Bulgarie : Vitosha Bistritsa (15 défaites, 5 nuls, 10 buts pour, 44 buts contre, 5 points)

Le Vitosha Bistritsa est un club à part, puisqu’il compte parmi ses licenciés l’actuel Premier ministre, Boïko Borissov...58 ans. En 2013, Borissov était entré dans l’histoire sportive bulgare en devenant l’homme le plus âgé à disputer un match de football professionnel dans le pays. Le Vitosha bataillait alors en deuxième division et ce caprice de tsar de l’ancien garde du corps du Roi de Bulgarie, alors âgé de 54 ans, avait fait grand bruit. Tout comme les penalties qu’il ratait et que l’arbitre lui donnait à retirer, prétextant l’entrée dans la surface d’un joueur adverse avant le tir, ou les adversaires qui s’arrêtaient de jouer lorsqu’il progressait balle au pied. Si le chef d’état bulgare évolue dorénavant avec les vétérans du Vitosha, le club fait toujours parler de lui. Et plutôt pour mauvaises raisons.

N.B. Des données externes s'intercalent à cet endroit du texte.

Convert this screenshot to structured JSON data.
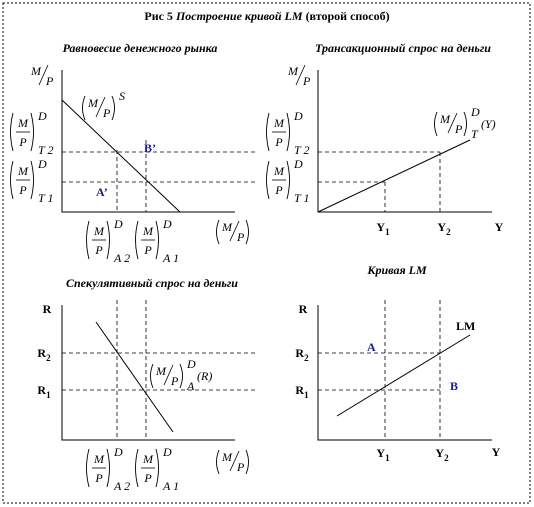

Promu cette année en Parva Liga, première division bulgare, après avoir terminé troisième de la Vtora Liga, deuxième échelon du football du territoire de l’ancienne Thrace, et avoir écarté le PFK Neftochimic Burgas en barrage d’accession (0-1), le Vitosha Bistritsa a réalisé une première partie de saison très compliquée, enchaînant 15 défaites et 5 matches nuls lors des 20 premières journées ! A la trêve, le club situé à 15km au sud de Sofia, qui compte la pire défense du championnat (44 buts encaissés), mais également la moins bonne attaque (10 buts marqués), compte (déjà) 43 points de moins que le leader Ludogorets (48 points). La reprise, prévue le 17 février prochain, permettra peut-être au 14e du championnat bulgare d’enfin trouver le chemin de la victoire...

Saint-Marin : Murata (11 défaites, 4 buts pour, 30 buts contre)

Troisième plus petit État d’Europe après le Vatican et Monaco, plus ancienne république au monde avec un système constitutionnel qui remonte au XVIe siècle, Saint-Marin est installé dans la région italienne des Marches. Le Campionato Sammarinese regroupe 15 équipes, séparées en deux groupes de 7 et 8. Reversé dans le groupe B, le SS Murata a concédé 11 défaites sur ses 11 premiers matches de la saison, encaissant 30 buts et ne parvenant à en inscrire que 4. Les temps changent.

Fondé en 1966, le SS Murata a remporté son premier titre national en 2006, puis réédité cette performance en 2007. Murata fut le premier club saint-marinais à prendre part à la Ligue des champions. Le club saint-marinais avait fait parler de lui en juillet 2007, il y a dix ans déjà, lorsque dans le but de renforcer l’équipe première, il avait fait signer le Brésilien champion du monde 1994 âgé alors de 41 ans, Aldair. Le club approcha même en juillet 2008 le Brésilien Romário et le champion de Formule 1 Michael Schumacher. Mais tous deux déclinèrent la proposition. A la reprise, le 13 janvier, les pensionnaires du SS Murata chercheront à décrocher leur premier point, face à San Giovanni, dernier du groupe A, qui compte deux victoires.